Placental HGH-V is the same length (191 aa) as pituitary HGH-N but contains 13 different aa, is more basic, and possesses one glycosylation site. These small differences are thought to be responsible for the reduced lactogenic and high somatogenic activities of placental HGH-V compared with pituitary HGH-N [5, 30]. In vitro placental HGH-V binds to HGHR with similar affinity than pituitary HGH-N. However, placental HGH-V has considerably lower affinity than pituitary HGH for lactogenic receptors . CSH and PRL increase maternal food intake by induction of central leptin resistance and promotion of maternal beta-cell expansion and insulin production to defend against the development of gestational diabetes mellitus. It is probable that as a result of the lower affinity of placental HGH-V for lactogenic receptors than pituitary HGH-N and the fact that its secretion is not suppressible by high glucose levels, pregnancy is a well-known period of susceptibility for the development of diabetes and other metabolically alterations. HGH-V is equipotent to pituitary HGH-N as a ligand for circulating HGH binding protein and therefore circulates in the maternal circulation as both free and bound HGH-V .
3.1 Growth hormone-releasing hormone
HGH releasing hormone (HGHRH) is a 44 aa peptide. Its concentration throughout pregnancy is similar to that in nonpregnant women despite fluctuations in HGH values, which are always higher than in nonpregnant levels , thus supporting the idea that HGH values are higher during pregnancy due to the placental secretion of HGH-V not regulated by HGHRH .

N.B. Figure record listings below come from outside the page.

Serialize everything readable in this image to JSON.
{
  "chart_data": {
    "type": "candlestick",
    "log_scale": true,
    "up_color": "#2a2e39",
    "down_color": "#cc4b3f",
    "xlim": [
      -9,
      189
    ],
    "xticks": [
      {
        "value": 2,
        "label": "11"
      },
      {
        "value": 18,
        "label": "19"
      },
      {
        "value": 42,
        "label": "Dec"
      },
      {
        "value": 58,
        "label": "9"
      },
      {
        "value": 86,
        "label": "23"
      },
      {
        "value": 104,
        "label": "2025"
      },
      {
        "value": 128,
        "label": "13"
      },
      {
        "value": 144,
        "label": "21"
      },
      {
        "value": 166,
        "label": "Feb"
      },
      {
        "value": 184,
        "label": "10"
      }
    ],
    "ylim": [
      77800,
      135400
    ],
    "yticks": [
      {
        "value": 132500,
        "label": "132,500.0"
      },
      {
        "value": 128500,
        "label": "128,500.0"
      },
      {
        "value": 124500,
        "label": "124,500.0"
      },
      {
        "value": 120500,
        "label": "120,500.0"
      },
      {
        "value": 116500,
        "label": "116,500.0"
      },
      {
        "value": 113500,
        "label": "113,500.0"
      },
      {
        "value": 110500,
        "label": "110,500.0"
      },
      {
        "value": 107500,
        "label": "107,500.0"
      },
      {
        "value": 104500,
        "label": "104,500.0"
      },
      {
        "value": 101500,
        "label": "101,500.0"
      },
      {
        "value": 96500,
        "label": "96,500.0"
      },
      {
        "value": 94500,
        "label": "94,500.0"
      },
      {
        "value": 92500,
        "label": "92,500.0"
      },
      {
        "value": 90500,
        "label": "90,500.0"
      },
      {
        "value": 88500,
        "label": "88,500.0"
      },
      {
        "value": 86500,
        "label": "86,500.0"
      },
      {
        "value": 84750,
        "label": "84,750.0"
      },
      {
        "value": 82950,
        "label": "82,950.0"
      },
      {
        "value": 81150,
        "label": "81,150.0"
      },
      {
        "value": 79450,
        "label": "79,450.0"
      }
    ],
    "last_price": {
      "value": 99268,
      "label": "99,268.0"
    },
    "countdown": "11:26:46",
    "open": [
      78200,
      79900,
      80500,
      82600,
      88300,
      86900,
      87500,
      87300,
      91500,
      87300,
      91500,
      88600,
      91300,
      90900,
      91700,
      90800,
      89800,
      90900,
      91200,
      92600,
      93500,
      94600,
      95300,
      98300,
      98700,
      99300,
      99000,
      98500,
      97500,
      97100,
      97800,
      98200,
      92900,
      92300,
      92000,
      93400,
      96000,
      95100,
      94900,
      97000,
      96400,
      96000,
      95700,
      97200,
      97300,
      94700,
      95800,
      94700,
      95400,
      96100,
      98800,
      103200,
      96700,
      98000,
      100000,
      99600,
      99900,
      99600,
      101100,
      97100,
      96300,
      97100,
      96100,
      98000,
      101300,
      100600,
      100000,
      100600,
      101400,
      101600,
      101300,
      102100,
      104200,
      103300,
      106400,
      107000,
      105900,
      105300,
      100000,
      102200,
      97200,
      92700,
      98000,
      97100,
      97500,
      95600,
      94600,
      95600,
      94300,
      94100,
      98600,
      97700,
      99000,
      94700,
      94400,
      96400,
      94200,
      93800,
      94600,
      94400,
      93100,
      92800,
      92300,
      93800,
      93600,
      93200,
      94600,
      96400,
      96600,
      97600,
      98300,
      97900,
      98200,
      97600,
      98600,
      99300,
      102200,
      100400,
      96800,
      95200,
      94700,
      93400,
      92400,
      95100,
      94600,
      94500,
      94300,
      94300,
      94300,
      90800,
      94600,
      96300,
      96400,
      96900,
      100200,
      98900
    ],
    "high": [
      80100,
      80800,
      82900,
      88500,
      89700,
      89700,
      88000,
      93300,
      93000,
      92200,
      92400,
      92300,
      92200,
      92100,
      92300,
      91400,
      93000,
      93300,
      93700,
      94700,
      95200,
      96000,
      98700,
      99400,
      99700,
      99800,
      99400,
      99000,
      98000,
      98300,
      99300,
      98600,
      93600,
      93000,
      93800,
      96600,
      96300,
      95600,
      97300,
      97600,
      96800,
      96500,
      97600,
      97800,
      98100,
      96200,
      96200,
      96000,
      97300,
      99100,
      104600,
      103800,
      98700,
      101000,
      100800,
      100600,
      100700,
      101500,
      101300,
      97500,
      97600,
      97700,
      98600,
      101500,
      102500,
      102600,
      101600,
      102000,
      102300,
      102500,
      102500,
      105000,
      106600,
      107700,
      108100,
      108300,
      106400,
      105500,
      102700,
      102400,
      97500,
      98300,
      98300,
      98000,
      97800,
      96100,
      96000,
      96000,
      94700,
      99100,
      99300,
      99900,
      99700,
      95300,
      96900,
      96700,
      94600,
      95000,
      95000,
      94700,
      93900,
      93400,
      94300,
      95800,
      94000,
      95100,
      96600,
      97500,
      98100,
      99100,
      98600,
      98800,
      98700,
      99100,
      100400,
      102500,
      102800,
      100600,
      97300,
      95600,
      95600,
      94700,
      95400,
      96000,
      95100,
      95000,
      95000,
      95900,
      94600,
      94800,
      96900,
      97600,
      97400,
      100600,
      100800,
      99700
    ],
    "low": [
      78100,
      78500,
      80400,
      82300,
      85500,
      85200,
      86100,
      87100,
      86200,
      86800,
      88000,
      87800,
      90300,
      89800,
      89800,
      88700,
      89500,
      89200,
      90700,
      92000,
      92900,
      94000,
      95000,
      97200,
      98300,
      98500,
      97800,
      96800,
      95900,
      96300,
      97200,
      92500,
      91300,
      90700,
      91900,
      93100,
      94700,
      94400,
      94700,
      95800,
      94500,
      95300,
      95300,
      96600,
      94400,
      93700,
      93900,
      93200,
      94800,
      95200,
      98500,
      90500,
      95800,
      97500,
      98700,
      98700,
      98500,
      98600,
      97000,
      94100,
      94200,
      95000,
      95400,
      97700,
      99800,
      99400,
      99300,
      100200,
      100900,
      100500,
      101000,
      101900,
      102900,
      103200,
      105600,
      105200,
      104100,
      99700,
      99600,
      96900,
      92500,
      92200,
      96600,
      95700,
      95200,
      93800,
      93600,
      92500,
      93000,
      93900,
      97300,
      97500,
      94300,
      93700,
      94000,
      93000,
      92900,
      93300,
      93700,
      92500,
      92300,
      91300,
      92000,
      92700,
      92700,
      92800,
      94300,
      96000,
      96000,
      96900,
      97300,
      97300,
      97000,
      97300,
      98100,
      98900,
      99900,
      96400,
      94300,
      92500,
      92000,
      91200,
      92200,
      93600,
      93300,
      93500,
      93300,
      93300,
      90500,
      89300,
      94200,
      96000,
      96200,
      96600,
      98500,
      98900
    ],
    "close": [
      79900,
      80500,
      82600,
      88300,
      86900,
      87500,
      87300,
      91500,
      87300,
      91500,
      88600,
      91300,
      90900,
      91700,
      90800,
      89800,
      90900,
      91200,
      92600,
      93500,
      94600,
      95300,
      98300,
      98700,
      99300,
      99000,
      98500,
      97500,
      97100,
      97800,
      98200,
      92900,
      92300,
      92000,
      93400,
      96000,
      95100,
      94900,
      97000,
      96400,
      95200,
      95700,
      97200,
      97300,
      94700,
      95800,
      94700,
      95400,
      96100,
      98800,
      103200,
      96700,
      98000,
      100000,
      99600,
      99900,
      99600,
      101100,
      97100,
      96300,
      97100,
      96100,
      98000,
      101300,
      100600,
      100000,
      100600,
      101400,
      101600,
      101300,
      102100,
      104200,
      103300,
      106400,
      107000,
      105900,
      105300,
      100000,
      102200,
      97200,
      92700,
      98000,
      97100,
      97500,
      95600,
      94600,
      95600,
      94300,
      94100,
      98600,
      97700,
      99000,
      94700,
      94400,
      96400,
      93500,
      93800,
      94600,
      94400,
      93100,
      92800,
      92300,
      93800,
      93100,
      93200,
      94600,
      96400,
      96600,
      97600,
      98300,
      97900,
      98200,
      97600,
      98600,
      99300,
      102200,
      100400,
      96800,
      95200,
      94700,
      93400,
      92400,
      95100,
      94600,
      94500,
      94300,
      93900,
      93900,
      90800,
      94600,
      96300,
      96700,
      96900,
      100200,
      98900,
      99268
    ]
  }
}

After delivery, placental HGH-V disappears from maternal serum within an hour. Amniotic fluid contains low HGH concentrations; cord serum contains high HGH levels, but not because of HGH-V (we assumed that the material responsible for the GH immunoreactivity in late pregnancy maternal serum was of placental origin, since it rapidly disappeared after delivery); thus, it appears to be secreted selectively into the maternal compartment . HGH-V does not appear to have a direct effect on fetal growth as it is secreted only in the maternal circulation and is not detected in the fetal blood . Secreted continuously by the placenta, it seems to control the synthesis of maternal IGF-1; indeed, maternal IGF-1 levels are correlated with placental HGH levels . Its continuous secretion by syncytiotrophoblast villous into the maternal compartment may alter maternal metabolism during pregnancy. In the maternal liver and other organs, HGH-V strongly stimulates gluconeogenesis, lipolysis, and anabolism, thereby increasing nutrient availability for the fetoplacental unit . HGH-V acts in vivo as an HGH-N agonist sharing most of its biological properties . HGH-N, which is synthesized by the fetal pituitary gland (levels of which rise to a maximum at mid-gestation) , has little or no physiological action on the fetus until the end of pregnancy, because of the lack of functional HGH receptors in fetal tissues.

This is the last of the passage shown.